“Effectiveness Deadline” means, with respect to the Shelf Registration Statement or New Registration Statement, sixty (60) days following the Filing Date; provided, however, that if the Company is notified by the SEC (either orally or in writing, whichever is earlier) that the Shelf Registration Statement or the New Registration Statement will not be reviewed or is no longer subject to further review and comments, the Effectiveness Deadline as to such Shelf Registration Statement shall be the fifth (5th) Business Day following the date on which the Company is so notified if such date precedes the dates otherwise required above; provided, further, that if the Effectiveness Deadline falls on a Saturday, Sunday or other day that the SEC is closed for business, the Effectiveness Deadline shall be extended to the next Business Day on which the SEC is open for business; provided, further, that if the SEC is closed for operations due to a government shutdown or lapse in appropriations, the Effectiveness Deadline shall be extended by the same amount of days that the SEC remains closed for operations and provided, further, that if the Shelf Registration Statement or the New Registration Statement is reviewed by the SEC, the fifth (5th) Business Day following the completion of such review.

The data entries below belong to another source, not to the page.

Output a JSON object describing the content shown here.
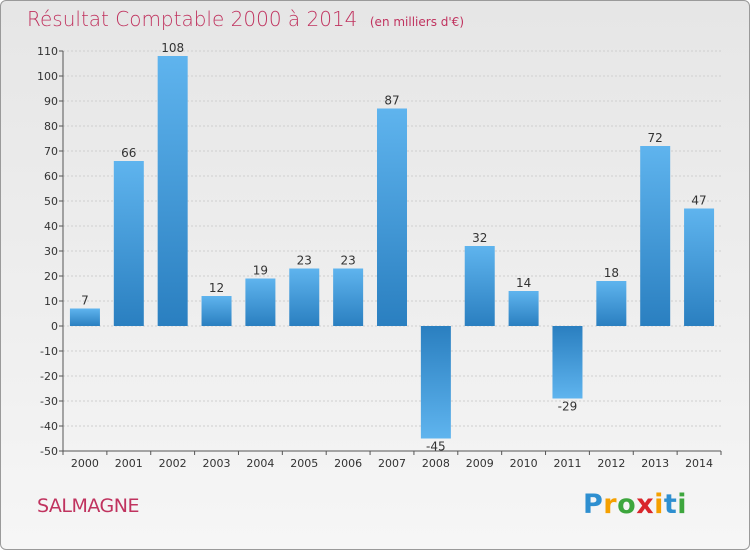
{
  "title": "Résultat Comptable 2000 à 2014",
  "unit_note": "(en milliers d'€)",
  "commune": "SALMAGNE",
  "brand": {
    "letters": [
      "P",
      "r",
      "o",
      "x",
      "i",
      "t",
      "i"
    ],
    "colors": [
      "#2e8fd0",
      "#f5a000",
      "#3da63d",
      "#d9262b",
      "#f5a000",
      "#2e8fd0",
      "#3da63d"
    ]
  },
  "colors": {
    "title": "#c0335f",
    "bar_top": "#5fb4ee",
    "bar_bottom": "#2a7fc0"
  },
  "chart_data": {
    "type": "bar",
    "title": "Résultat Comptable 2000 à 2014",
    "categories": [
      "2000",
      "2001",
      "2002",
      "2003",
      "2004",
      "2005",
      "2006",
      "2007",
      "2008",
      "2009",
      "2010",
      "2011",
      "2012",
      "2013",
      "2014"
    ],
    "values": [
      7,
      66,
      108,
      12,
      19,
      23,
      23,
      87,
      -45,
      32,
      14,
      -29,
      18,
      72,
      47
    ],
    "data_labels": [
      "7",
      "66",
      "108",
      "12",
      "19",
      "23",
      "23",
      "87",
      "-45",
      "32",
      "14",
      "-29",
      "18",
      "72",
      "47"
    ],
    "ylim": [
      -50,
      110
    ],
    "yticks": [
      110,
      100,
      90,
      80,
      70,
      60,
      50,
      40,
      30,
      20,
      10,
      0,
      -10,
      -20,
      -30,
      -40,
      -50
    ],
    "ytick_labels": [
      "110",
      "100",
      "90",
      "80",
      "70",
      "60",
      "50",
      "40",
      "30",
      "20",
      "10",
      "0",
      "-10",
      "-20",
      "-30",
      "-40",
      "-50"
    ],
    "grid": true,
    "legend": "none"
  }
}
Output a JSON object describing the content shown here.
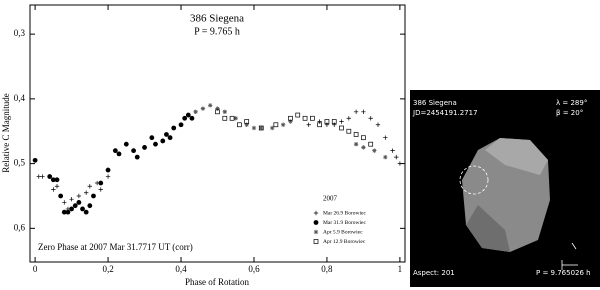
{
  "chart_data": {
    "type": "scatter",
    "title": "386 Siegena",
    "subtitle": "P = 9.765 h",
    "xlabel": "Phase of Rotation",
    "ylabel": "Relative C Magnitude",
    "annotation": "Zero Phase at 2007 Mar 31.7717 UT (corr)",
    "legend_title": "2007",
    "legend": "lower-right",
    "xlim": [
      -0.014,
      1.014
    ],
    "ylim": [
      0.255,
      0.652
    ],
    "y_inverted": true,
    "xticks": [
      0,
      {
        "value": 0.2,
        "label": "0,2"
      },
      {
        "value": 0.4,
        "label": "0,4"
      },
      {
        "value": 0.6,
        "label": "0,6"
      },
      {
        "value": 0.8,
        "label": "0,8"
      },
      1
    ],
    "yticks": [
      {
        "value": 0.3,
        "label": "0,3"
      },
      {
        "value": 0.4,
        "label": "0,4"
      },
      {
        "value": 0.5,
        "label": "0,5"
      },
      {
        "value": 0.6,
        "label": "0,6"
      }
    ],
    "series": [
      {
        "name": "Mar 26.9 Borowiec",
        "color": "#000000",
        "marker": "plus",
        "x": [
          0.01,
          0.02,
          0.05,
          0.06,
          0.08,
          0.09,
          0.1,
          0.12,
          0.14,
          0.15,
          0.17,
          0.18,
          0.2,
          0.75,
          0.78,
          0.8,
          0.82,
          0.84,
          0.86,
          0.88,
          0.9,
          0.92,
          0.94,
          0.96,
          0.98,
          0.99,
          1.0
        ],
        "y": [
          0.52,
          0.52,
          0.54,
          0.535,
          0.56,
          0.57,
          0.555,
          0.55,
          0.545,
          0.535,
          0.53,
          0.54,
          0.52,
          0.44,
          0.435,
          0.44,
          0.44,
          0.435,
          0.43,
          0.42,
          0.42,
          0.43,
          0.44,
          0.46,
          0.48,
          0.49,
          0.5
        ]
      },
      {
        "name": "Mar 31.9 Borowiec",
        "color": "#000000",
        "marker": "circle",
        "x": [
          0.0,
          0.04,
          0.05,
          0.06,
          0.07,
          0.08,
          0.09,
          0.1,
          0.11,
          0.12,
          0.13,
          0.14,
          0.15,
          0.16,
          0.18,
          0.2,
          0.22,
          0.23,
          0.25,
          0.27,
          0.28,
          0.3,
          0.32,
          0.33,
          0.35,
          0.36,
          0.37,
          0.38,
          0.4,
          0.41,
          0.42,
          0.43
        ],
        "y": [
          0.495,
          0.52,
          0.525,
          0.525,
          0.55,
          0.575,
          0.575,
          0.57,
          0.565,
          0.56,
          0.57,
          0.575,
          0.565,
          0.55,
          0.53,
          0.51,
          0.48,
          0.485,
          0.47,
          0.48,
          0.49,
          0.475,
          0.46,
          0.47,
          0.465,
          0.455,
          0.46,
          0.445,
          0.44,
          0.43,
          0.425,
          0.43
        ]
      },
      {
        "name": "Apr 5.9 Borowiec",
        "color": "#555555",
        "marker": "star",
        "x": [
          0.44,
          0.46,
          0.48,
          0.5,
          0.52,
          0.55,
          0.58,
          0.6,
          0.62,
          0.65,
          0.68,
          0.7,
          0.88,
          0.9,
          0.93,
          0.96
        ],
        "y": [
          0.42,
          0.415,
          0.41,
          0.415,
          0.42,
          0.43,
          0.44,
          0.445,
          0.445,
          0.445,
          0.44,
          0.435,
          0.47,
          0.475,
          0.48,
          0.49
        ]
      },
      {
        "name": "Apr 12.9 Borowiec",
        "color": "#000000",
        "marker": "square",
        "x": [
          0.5,
          0.52,
          0.54,
          0.56,
          0.58,
          0.62,
          0.66,
          0.7,
          0.72,
          0.74,
          0.76,
          0.78,
          0.8,
          0.82,
          0.84,
          0.86,
          0.88,
          0.9,
          0.92
        ],
        "y": [
          0.42,
          0.43,
          0.43,
          0.44,
          0.435,
          0.445,
          0.44,
          0.43,
          0.425,
          0.43,
          0.43,
          0.44,
          0.435,
          0.435,
          0.445,
          0.45,
          0.455,
          0.46,
          0.47
        ]
      }
    ]
  },
  "inset": {
    "title": "386 Siegena",
    "jd": "JD=2454191.2717",
    "lambda": "λ = 289°",
    "beta": "β = 20°",
    "aspect": "Aspect: 201",
    "period": "P = 9.765026 h"
  }
}
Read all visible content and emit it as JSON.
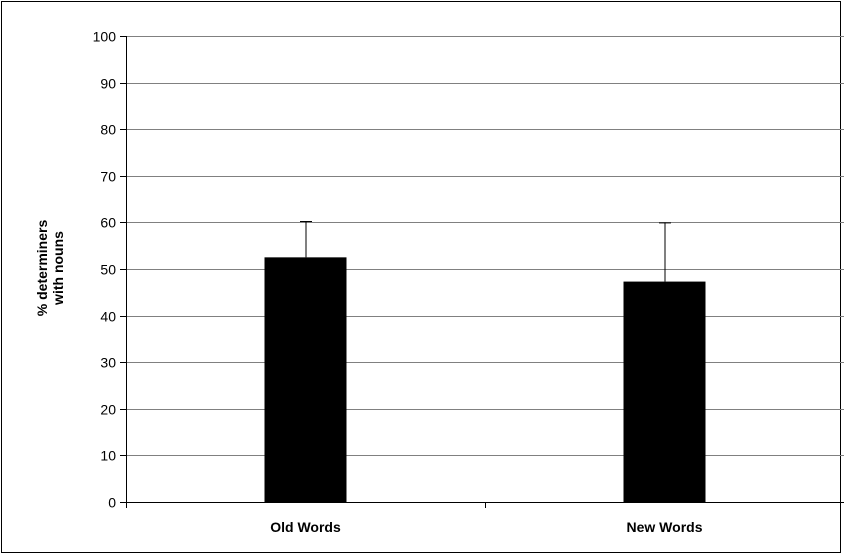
{
  "chart_data": {
    "type": "bar",
    "title": "",
    "xlabel": "",
    "ylabel_lines": [
      "% determiners",
      "with nouns"
    ],
    "categories": [
      "Old Words",
      "New Words"
    ],
    "series": [
      {
        "values": [
          52.5,
          47.3
        ],
        "error_plus": [
          7.8,
          12.7
        ]
      }
    ],
    "ylim": [
      0,
      100
    ],
    "yticks": [
      0,
      10,
      20,
      30,
      40,
      50,
      60,
      70,
      80,
      90,
      100
    ],
    "grid": true,
    "legend": "none",
    "colors": {
      "bar": "#000000",
      "grid": "#808080",
      "axis": "#000000"
    }
  }
}
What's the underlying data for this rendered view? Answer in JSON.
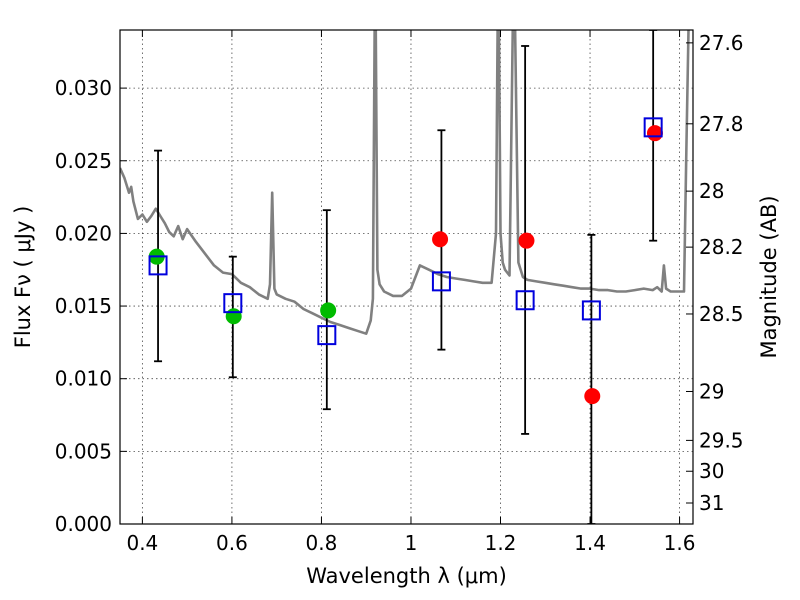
{
  "chart_data": {
    "type": "scatter",
    "title": "",
    "xlabel": "Wavelength  λ (μm)",
    "ylabel": "Flux  Fν  ( μJy )",
    "y2label": "Magnitude (AB)",
    "xlim": [
      0.35,
      1.63
    ],
    "ylim": [
      0,
      0.034
    ],
    "xticks": [
      0.4,
      0.6,
      0.8,
      1.0,
      1.2,
      1.4,
      1.6
    ],
    "xtick_labels": [
      "0.4",
      "0.6",
      "0.8",
      "1",
      "1.2",
      "1.4",
      "1.6"
    ],
    "yticks": [
      0,
      0.005,
      0.01,
      0.015,
      0.02,
      0.025,
      0.03
    ],
    "ytick_labels": [
      "0.000",
      "0.005",
      "0.010",
      "0.015",
      "0.020",
      "0.025",
      "0.030"
    ],
    "y2ticks": [
      27.6,
      27.8,
      28,
      28.2,
      28.5,
      29,
      29.5,
      30,
      31
    ],
    "y2tick_labels": [
      "27.6",
      "27.8",
      "28",
      "28.2",
      "28.5",
      "29",
      "29.5",
      "30",
      "31"
    ],
    "grid": true,
    "colors": {
      "model": "#808080",
      "green": "#00bb00",
      "red": "#ff0000",
      "square": "#0000dd",
      "errorbar": "#000000"
    },
    "model_spectrum": {
      "x": [
        0.35,
        0.36,
        0.37,
        0.375,
        0.38,
        0.39,
        0.4,
        0.41,
        0.42,
        0.43,
        0.44,
        0.45,
        0.46,
        0.47,
        0.48,
        0.49,
        0.5,
        0.52,
        0.54,
        0.56,
        0.58,
        0.6,
        0.62,
        0.64,
        0.66,
        0.68,
        0.685,
        0.69,
        0.695,
        0.7,
        0.72,
        0.74,
        0.76,
        0.78,
        0.8,
        0.82,
        0.84,
        0.86,
        0.88,
        0.9,
        0.91,
        0.915,
        0.92,
        0.925,
        0.93,
        0.94,
        0.96,
        0.98,
        1.0,
        1.02,
        1.04,
        1.06,
        1.08,
        1.1,
        1.12,
        1.14,
        1.16,
        1.18,
        1.19,
        1.195,
        1.2,
        1.205,
        1.21,
        1.22,
        1.23,
        1.24,
        1.25,
        1.26,
        1.28,
        1.3,
        1.32,
        1.34,
        1.36,
        1.38,
        1.4,
        1.42,
        1.44,
        1.46,
        1.48,
        1.5,
        1.52,
        1.54,
        1.55,
        1.56,
        1.565,
        1.57,
        1.58,
        1.6,
        1.61,
        1.615,
        1.62,
        1.63
      ],
      "y": [
        0.0245,
        0.0238,
        0.0228,
        0.0232,
        0.0222,
        0.021,
        0.0213,
        0.0208,
        0.0212,
        0.0217,
        0.0212,
        0.0207,
        0.0201,
        0.0198,
        0.0205,
        0.0196,
        0.0203,
        0.0194,
        0.0186,
        0.0178,
        0.0173,
        0.0172,
        0.0166,
        0.0163,
        0.0158,
        0.0155,
        0.0165,
        0.0228,
        0.0162,
        0.0158,
        0.0155,
        0.0153,
        0.0148,
        0.0145,
        0.0142,
        0.0139,
        0.0137,
        0.0135,
        0.0133,
        0.0131,
        0.014,
        0.0155,
        0.04,
        0.0175,
        0.0165,
        0.016,
        0.0157,
        0.0157,
        0.0162,
        0.0178,
        0.0175,
        0.0172,
        0.017,
        0.0169,
        0.0168,
        0.0167,
        0.0166,
        0.0166,
        0.02,
        0.04,
        0.02,
        0.018,
        0.0175,
        0.0171,
        0.04,
        0.018,
        0.017,
        0.0168,
        0.0167,
        0.0166,
        0.0165,
        0.0164,
        0.0163,
        0.0162,
        0.0162,
        0.0161,
        0.0161,
        0.016,
        0.016,
        0.0161,
        0.0162,
        0.0161,
        0.0163,
        0.016,
        0.0178,
        0.0162,
        0.016,
        0.016,
        0.016,
        0.0255,
        0.034,
        0.0345
      ]
    },
    "series": [
      {
        "marker": "circle",
        "color": "green",
        "x": [
          0.432,
          0.604,
          0.815
        ],
        "y": [
          0.0184,
          0.0143,
          0.0147
        ]
      },
      {
        "marker": "circle",
        "color": "red",
        "x": [
          1.065,
          1.258,
          1.405,
          1.545
        ],
        "y": [
          0.0196,
          0.0195,
          0.0088,
          0.0269
        ]
      },
      {
        "marker": "open-square",
        "color": "square",
        "x": [
          0.435,
          0.602,
          0.812,
          1.068,
          1.255,
          1.403,
          1.541
        ],
        "y": [
          0.0178,
          0.0152,
          0.013,
          0.0167,
          0.0154,
          0.0147,
          0.0273
        ],
        "yerr_low": [
          0.0112,
          0.0101,
          0.0079,
          0.012,
          0.0062,
          0.0,
          0.0195
        ],
        "yerr_high": [
          0.0257,
          0.0184,
          0.0216,
          0.0271,
          0.0329,
          0.0199,
          0.034
        ]
      }
    ]
  }
}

“Effectiveness Period” has the meaning set forth in Section 2.1(b)(i).
“Event” has the meaning set forth in Section 2.1(d).
“Event Date” has the meaning set forth in Section 2.1(d).
“Exchange Act” means the Securities Exchange Act of 1934, as amended, and the rules and regulations of the SEC promulgated thereunder.
“Filing Deadline” has the meaning set forth in Section 2.1(a).
“FINRA” means the Financial Industry Regulatory Authority.
“Form S-3” means such form under the Securities Act as in effect on the date hereof or any successor or similar registration form under the Securities Act subsequently adopted by the SEC that permits inclusion or incorporation of substantial information by reference to other documents filed by the Company with the SEC.
“Free Writing Prospectus” means an issuer free writing prospectus, as defined in Rule 433 under the Securities Act, relating to an offer of Registrable Securities.
“Holder” means any Purchaser or its permitted assignee owning or having the right to acquire Registrable Securities.
“Liquidated Damages” has the meaning set forth in Section 2.1(d).
“Losses” has the meaning set forth in Section 2.5(a).
“New Registration Statement” has the meaning set forth in Section 2.1(a).
“Participating Holder” means with respect to any registration, any Holder of Registrable Securities covered by the applicable Registration Statement.
“Person” shall mean an individual, partnership, corporation, limited liability company, business trust, joint stock company, trust, unincorporated association, joint venture or any other entity or organization.